The public health risks that would be created by mass evictions as the virus continues to spread justified keeping the moratorium in place, CDC Director Rochelle Walensky said.
“This moratorium is the right thing to do to keep people in their homes and out of congregate settings where COVID-19 spreads,” She noted. “It is imperative that public health authorities act quickly to mitigate such an increase of evictions, which could increase the likelihood of new spikes in SARS-CoV-2 transmission. Such mass evictions and the attendant public health consequences would be very difficult to reverse.”
Even if the moratorium is eventually overturned, President Biden noted, the extension will buy time to overcome the administrative roadblocks that have delayed distribution of the more than $47 billion in emergency rental assistance Congress has appropriated.
According to some estimates, 15 percent of the nation’s renters owe an average of $3,800 in back rent per household. The National Apartment Association, a trade group representing residential landlords, says more than 10 million tenants owe its landlord members an aggregate total of $27 billion in back rent. Several landlord organizations have filed various suits challenging the federal moratorium and the moratoria that have been imposed separately by several states, including Massachusetts.
Additional legal challenges loom.
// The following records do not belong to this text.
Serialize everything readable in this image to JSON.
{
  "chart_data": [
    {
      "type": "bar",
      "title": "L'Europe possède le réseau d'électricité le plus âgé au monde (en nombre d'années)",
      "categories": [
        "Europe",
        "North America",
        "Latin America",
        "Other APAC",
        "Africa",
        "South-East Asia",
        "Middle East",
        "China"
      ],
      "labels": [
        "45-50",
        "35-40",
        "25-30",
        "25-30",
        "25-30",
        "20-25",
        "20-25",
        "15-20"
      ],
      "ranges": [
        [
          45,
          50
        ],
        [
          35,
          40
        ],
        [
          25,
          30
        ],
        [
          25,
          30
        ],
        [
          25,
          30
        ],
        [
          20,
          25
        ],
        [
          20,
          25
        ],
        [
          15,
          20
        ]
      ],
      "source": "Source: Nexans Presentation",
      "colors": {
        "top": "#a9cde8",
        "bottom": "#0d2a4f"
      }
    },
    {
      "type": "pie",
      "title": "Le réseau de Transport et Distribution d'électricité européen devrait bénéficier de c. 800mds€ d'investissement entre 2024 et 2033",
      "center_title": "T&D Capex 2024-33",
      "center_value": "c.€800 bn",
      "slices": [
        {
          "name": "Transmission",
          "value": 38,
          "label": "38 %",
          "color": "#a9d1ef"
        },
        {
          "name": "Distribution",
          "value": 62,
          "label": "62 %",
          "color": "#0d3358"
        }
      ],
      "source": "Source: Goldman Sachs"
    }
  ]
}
The coalition of real estate industry groups that challenged the CDC moratorium earlier this year, resulting in the Supreme Court decision keeping it in place through July, has filed suit to block the new CDC order extending the eviction ban through September.
That coalition, led by the Alabama and Georgia chapters of the National Association of Realtors, said in an emergency filing that the CDC order is unlawful and was motivated by “nakedly political reasons ─ to ease the political pressure [on President Biden to help tenants], shift the blame to the courts for ending the moratorium, and use litigation delays to achieve a policy objective.”
This latest challenge will be heard by the same federal district court judge who heard the coalition’s previous challenge and sided with the industry trade groups in June, setting the stage for what is likely to be another Supreme Court decision on the issue.